Clement stayed by the southern window. Nothing could induce him to leave the bell tower now. From time to time he stood and stamped his stiff, numb limbs as the temperature plummeted. He checked his watch. Half past five. In the cold evening air, he heard a motor.
Chapter 18
Leaning from the window as far as he could, Clement could just make out the moving, pale shaft of light from the deflected headlights of a vehicle driving west. Its progress was slow in the poor light, but the sound was distinctive. He’d heard the oddly syncopated gears before. Running, Clement descended the circular stone steps as fast as he could, praying he was not mistaken. Opening the door to the nave a crack, he checked the kirk’s interior before rushing through the building towards the main door. Flinging it open, Clement ran through the graveyard and waited on the road for the bus to stop.
The door opened and Clement stepped aboard, first glancing along the seats. ‘No one on board, Sean?’
The Irishman shook his head. ‘As you see. I only had three from Wick. Two I left in Hastigrow. And as I only had old Farmer Nesbitt on board after that, I took him home to Brabster. It’s a village not far from here. What is it, Vicar?’
Clement took a deep breath. ‘I realise that I am making an assumption, Sean, but would it be fair to say that you know how to use a pistol?’
The man’s eyebrows raised, but it was the only reaction. ‘Aye. But I’ve always been better with my fists.’
‘I need your help, Sean.’
Sean switched off the headlights and engine.
Taking the front seat on the left, Clement rested his feet on the warm wheel arch. ‘Sean, there is something I feel obliged to tell you before you make any commitments.’
‘And what would that be?’
He told Sean about the Frew sisters. Clement suspected not much rattled Sean Mead, but learning how the Frew sisters had died had turned the Irishman pale. ‘And it is not impossible that I was mistaken for you.’

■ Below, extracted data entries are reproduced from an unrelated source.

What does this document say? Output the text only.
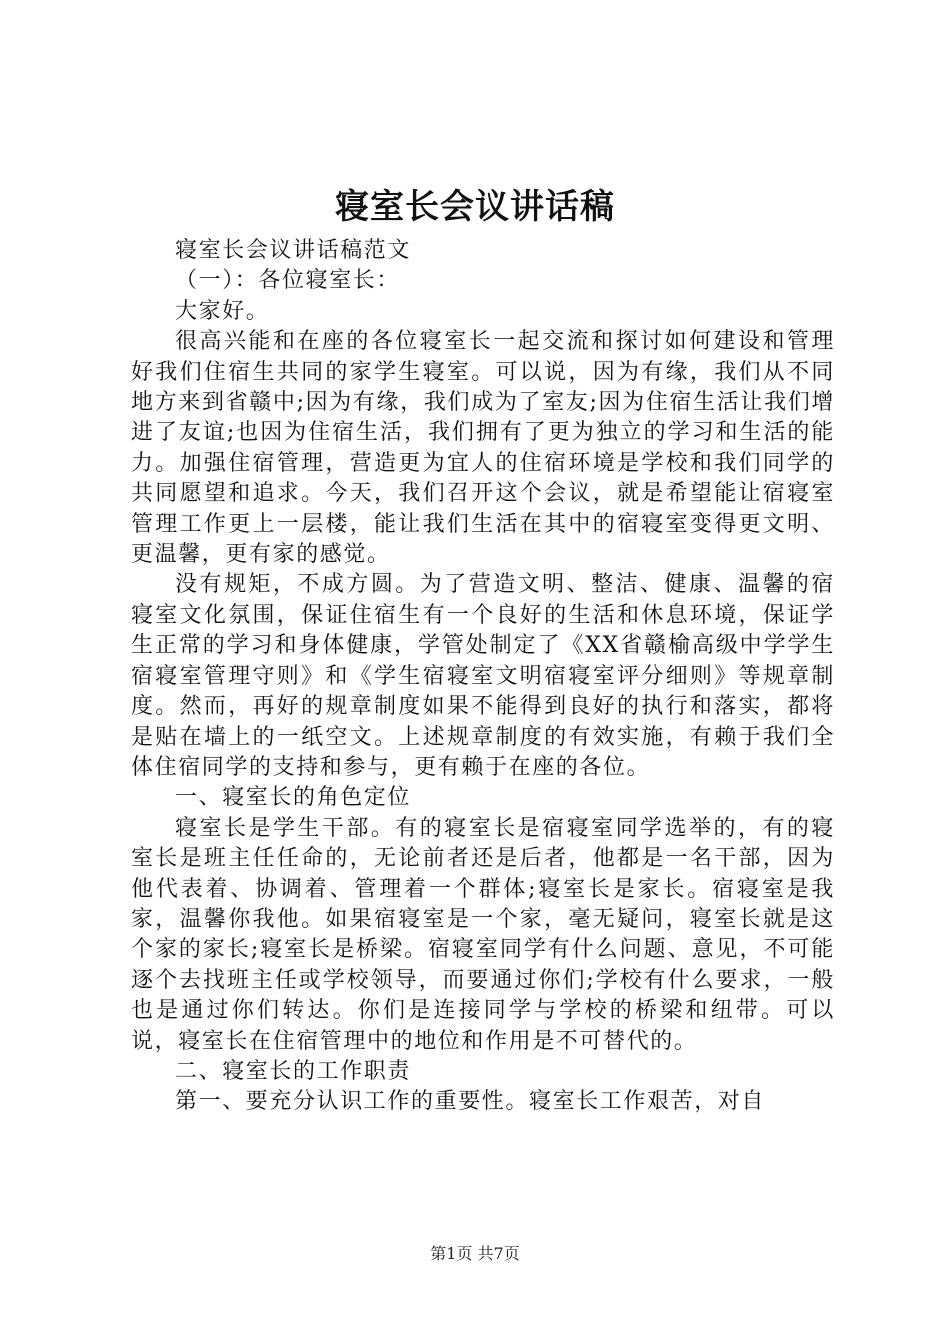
寝室长会议讲话稿

寝室长会议讲话稿范文

（一）：各位寝室长：

大家好。

很高兴能和在座的各位寝室长一起交流和探讨如何建设和管理好我们住宿生共同的家学生寝室。可以说，因为有缘，我们从不同地方来到省赣中;因为有缘，我们成为了室友;因为住宿生活让我们增进了友谊;也因为住宿生活，我们拥有了更为独立的学习和生活的能力。加强住宿管理，营造更为宜人的住宿环境是学校和我们同学的共同愿望和追求。今天，我们召开这个会议，就是希望能让宿寝室管理工作更上一层楼，能让我们生活在其中的宿寝室变得更文明、更温馨，更有家的感觉。

没有规矩，不成方圆。为了营造文明、整洁、健康、温馨的宿寝室文化氛围，保证住宿生有一个良好的生活和休息环境，保证学生正常的学习和身体健康，学管处制定了《XX省赣榆高级中学学生宿寝室管理守则》和《学生宿寝室文明宿寝室评分细则》等规章制度。然而，再好的规章制度如果不能得到良好的执行和落实，都将是贴在墙上的一纸空文。上述规章制度的有效实施，有赖于我们全体住宿同学的支持和参与，更有赖于在座的各位。

一、寝室长的角色定位

寝室长是学生干部。有的寝室长是宿寝室同学选举的，有的寝室长是班主任任命的，无论前者还是后者，他都是一名干部，因为他代表着、协调着、管理着一个群体;寝室长是家长。宿寝室是我家，温馨你我他。如果宿寝室是一个家，毫无疑问，寝室长就是这个家的家长;寝室长是桥梁。宿寝室同学有什么问题、意见，不可能逐个去找班主任或学校领导，而要通过你们;学校有什么要求，一般也是通过你们转达。你们是连接同学与学校的桥梁和纽带。可以说，寝室长在住宿管理中的地位和作用是不可替代的。

二、寝室长的工作职责

第一、要充分认识工作的重要性。寝室长工作艰苦，对自

第1页 共7页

The man ran his hand over his chin before speaking. ‘Forgive me for asking the obvious but I suppose I would like to hear it confirmed, Vicar. Would I be right in thinking that your presence here in the north is more to do with secret war business than any religious matter?’
Clement nodded. ‘I cannot tell you any specifics, Sean. Were you aware that Sarah Crawford has returned to Canisbay?’
‘I wasn’t. But I’d like to know how it is you know that.’
Clement told Sean of the conversation he’d overheard in the kirk.
‘And you think Sarah is involved in some way?’
‘It would appear so.’
‘Who do you suspect?’
‘Ian McAllister.’
Clement watched Sean for any reaction, but the Irishman’s face had not shown much surprise.